Whether your company is suffering from a system outage or has had an influx of interest in one particular product, you can feel as though the whole thing is falling apart.

So, how can you prepare for the unexpected? This is where contingency planning comes in.

Think of it as a Plan B for your company. You might never use it, but it’s good to have it there if you need it.

How to create a contingency plan that works for your business

Essentially, you need to answer your company's “What if?” questions.

What if there’s a fire in the building next door? What if a large client goes out of business? Or what if your supplier goes out of business?

The answers to these questions will form the basis of your contingency plans. They might not necessarily happen, but if they do, they could affect the day-to-day running of your company.

The 4 steps of contingency planning

Step 1- Identify your critical business functions

During this step, you need to identify all the critical areas that keep your company running.

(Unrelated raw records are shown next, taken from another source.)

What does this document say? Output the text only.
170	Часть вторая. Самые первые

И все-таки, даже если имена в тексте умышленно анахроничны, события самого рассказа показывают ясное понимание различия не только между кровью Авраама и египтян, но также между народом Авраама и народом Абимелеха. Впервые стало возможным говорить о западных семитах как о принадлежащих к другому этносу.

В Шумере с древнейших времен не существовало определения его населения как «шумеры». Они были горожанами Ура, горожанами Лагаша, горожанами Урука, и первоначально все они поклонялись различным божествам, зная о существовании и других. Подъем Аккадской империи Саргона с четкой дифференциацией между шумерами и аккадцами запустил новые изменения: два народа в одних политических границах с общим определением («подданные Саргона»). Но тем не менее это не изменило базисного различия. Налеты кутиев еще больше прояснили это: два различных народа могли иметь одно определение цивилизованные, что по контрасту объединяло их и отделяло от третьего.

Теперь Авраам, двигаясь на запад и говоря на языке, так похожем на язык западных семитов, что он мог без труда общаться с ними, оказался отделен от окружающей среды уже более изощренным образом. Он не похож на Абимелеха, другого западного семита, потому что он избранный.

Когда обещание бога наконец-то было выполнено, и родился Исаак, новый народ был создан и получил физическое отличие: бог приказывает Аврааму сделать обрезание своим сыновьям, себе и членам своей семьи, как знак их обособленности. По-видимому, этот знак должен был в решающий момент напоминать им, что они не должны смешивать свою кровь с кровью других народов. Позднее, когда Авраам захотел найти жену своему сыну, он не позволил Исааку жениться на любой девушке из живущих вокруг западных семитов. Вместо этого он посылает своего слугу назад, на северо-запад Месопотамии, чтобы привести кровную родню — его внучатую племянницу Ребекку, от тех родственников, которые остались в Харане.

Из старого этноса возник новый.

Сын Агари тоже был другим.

In other words, if any of these fail, it could spell disaster for your day-to-day running.

These are the areas that define the success of the business. In other words, you need to keep them running, so you must be prepared for anything that could cause them to fail.

Step 2 - Assess different scenarios

After identifying the different areas of the business that need to keep running, you need to start thinking about the scenarios that could bring them to a halt.

Whether that’s an increase in product popularity leading to insufficient stock coverage in the storefront or your website server going down, so you can’t complete any online orders. These scenarios can be both positive and negative, but you need to include them because they can both have an impact on your business and how you operate.

If you’re unsure about the scenarios that could affect certain areas of the business, speak to the people who work in them. For example, if you’re unsure how an increased footfall will affect the storefront, talk to the cashiers and floor managers to gain a different insight.

This step is likely to result in a long list of threats to your business, which you can then list in order of how likely they are to occur and how significant their impact will be if they do occur.

Step 3 - Create a contingency for each threat

Now you have your list of threats in order, you can start from the top and work down. By doing it in this order, you’ll be dealing with the most severe threats that are most likely to impact your business operations.

This step can be broken down into four additional steps:

  1. Outline the scenario - what exactly does it look like, and how will you know it has happened?
  2. Determine the probability of it happening - if your storefront has gone five years without a large theft, what are the chances of it happening in the next five years?
  3. Explain how you will prepare for the threat - if you are launching a new high-end luxury item, will you need additional security? What will this look like in practice?
  4. Detail what the response will be if the threat happens - if the theft happens, will the authorities be called? Will you have to notify your insurance company?

Once you’ve developed your plan, you’ll need to distribute it to the stakeholders involved. Using the storefront theft example, this could involve giving the floor manager a copy of the plan and informing cashiers of their roles, if any.

Step 4 - Maintain your plan

As your company changes over time and your business operations are updated, so should your contingency plans.

For example, if you close your storefront and move everything online, do you need a plan for physical theft? It’s likely this will have to be updated to account for fraudulent transactions.

When maintaining your plans, repeat steps 1-3 to ensure everything is accurate and up-to-date. However, because this is time-consuming, it can be essential to schedule it so that it’s not rushed and everything can be fully thought through.